It’s usually a meaningless cliché when people say they were born in the wrong era, but I would make an exception if I heard it from Ana Lily Amirpour. Since her 2014 debut A Girl Walks Home Alone at Night, Amirpour has been making the exact kind of high-style, low-effort hangout indies that earned easy festival buzz in the slacker culture days of the 1990s. Two films later, it’s getting frustrating to see her drag that proud burnout energy into the 2020s. It makes sense that her debut was a small-scale genre picture that coasted on laidback cool, but her resources have expanded greatly since then and she’s still making low-effort slacker films with attention-grabbing premises and a snotty “Fuck you” attitude. The only difference is she’s now armed with celebrity stunt-casting & more extravagant locales. Her post-apocalyptic cannibal whatsit The Bad Batch remains the most frustrating waste of her Flashy Debut clout to date, but its follow-up telekinetic fairy tale Mona Lisa and the Blood Moon is only a half-step up from that disappointment. Like her previous two films, Mona Lisa leans back & hangs out in a way that makes you wonder why Amirpour is making high-concept genre films when she’d clearly have more fun making no-concept, character-driven comedies. The marquee promises a bubblegum pop version of Scanners or The Fury, but Amirpour is more interested in making a neon-lit Clerks.
Mona Lisa and the Blood Moon isn’t bad; it’s just a little underwhelming. Imagine if Harmony Korine couldn’t afford to be choosy with his projects and settled for making a straight-to-Shudder Gen-Z update of Carrie for an easy paycheck. The titular Mona Lisa is an escaped mental patient with violent impulses & telekinetic powers. She’s effectively a blank slate, having grown up in a padded cell with nothing but a straitjacket & a prison cot to keep her occupied. Like the DaVinci muse, that internal void invites strangers to project meaning & intent onto her, which says more about their worldview than it does about her own personality (especially the freaked-out cops who want to lock her back up and the scheming hustlers who exploit her powers for cash). This is Horror of the Hassled, as all Mona Lisa really wants is to hang out, eat junk food, and watch trash TV. Her potential for violent mayhem is only unleashed when people get in the way of those totally reasonable goals. Instead of seeking revenge in a cathartic Carrie-on-prom-night showdown with all the jerks who hassle her, she seeks moments of calm at corner stores, laundromats, and TV-lit living room couches. She’s an out-of-time 90s slacker hanging out in a city of desperate, scheming dirtbags who’d all be better off if they just keep their distance and let her vibe.

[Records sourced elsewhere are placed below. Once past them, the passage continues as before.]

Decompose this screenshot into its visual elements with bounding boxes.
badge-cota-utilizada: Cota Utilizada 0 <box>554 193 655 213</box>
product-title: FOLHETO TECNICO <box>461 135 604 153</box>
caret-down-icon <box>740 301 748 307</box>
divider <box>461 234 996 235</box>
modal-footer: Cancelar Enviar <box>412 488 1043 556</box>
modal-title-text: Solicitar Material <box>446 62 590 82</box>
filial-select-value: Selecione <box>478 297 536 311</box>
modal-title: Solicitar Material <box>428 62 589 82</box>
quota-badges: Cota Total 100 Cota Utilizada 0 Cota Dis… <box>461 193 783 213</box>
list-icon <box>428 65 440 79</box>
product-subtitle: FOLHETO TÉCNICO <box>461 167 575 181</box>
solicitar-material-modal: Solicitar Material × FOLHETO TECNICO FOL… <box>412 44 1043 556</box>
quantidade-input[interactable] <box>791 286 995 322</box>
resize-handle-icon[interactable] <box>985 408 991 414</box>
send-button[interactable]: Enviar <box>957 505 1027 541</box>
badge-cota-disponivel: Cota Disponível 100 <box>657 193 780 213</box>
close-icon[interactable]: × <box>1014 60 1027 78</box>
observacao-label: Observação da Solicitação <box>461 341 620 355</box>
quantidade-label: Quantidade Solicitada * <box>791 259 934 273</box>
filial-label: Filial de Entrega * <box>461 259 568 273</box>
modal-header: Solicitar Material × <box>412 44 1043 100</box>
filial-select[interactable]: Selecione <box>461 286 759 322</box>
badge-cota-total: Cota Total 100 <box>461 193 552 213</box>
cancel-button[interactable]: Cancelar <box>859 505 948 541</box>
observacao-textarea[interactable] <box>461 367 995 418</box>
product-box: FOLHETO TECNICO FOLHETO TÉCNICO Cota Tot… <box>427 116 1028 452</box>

Although not a great film, Mona Lisa and the Blood Moon was a great programming choice for opening this year’s Overlook Film Festival. It’s steeped in plenty N’awlins Y’all flavor to acclimate tourists who traveled here for the fest – starting in the swamps outside the city during Mona Lisa’s initial escape before trudging its way down to Bourbon Street strip clubs, frog ribbits bleeding into grimy DJ beats. It’s also commendable for offering substantial character-actor roles to Kate Hudson (as a Quarter-smart stripper) and Craig Robinson (as the only kind NOPD officer in the history of the department). Surely there’s an audience out there hungering for Amirpour’s high-concept slacker thrillers, real freaks who’d love to see Joel Potrykus’s own no-effort comedies dressed up in dingy pop soundtracks & Rainbow Store fast fashions. I most appreciated Mona Lisa and the Blood Moon as a collection of oddball characters in no rush to do anything in particular. I, too, would love to live a junk-food life unhassled, downing cases of cheap bear in parking lots with metalhead burnouts and chomping my way through well-done hamburgers at the Claiborne Frostop. I just wish Amirpour would move away from the vampires, cannibals, and telekinetic witches of her film’s flashy premises, since she doesn’t seem motivated to do anything exciting with those conceits.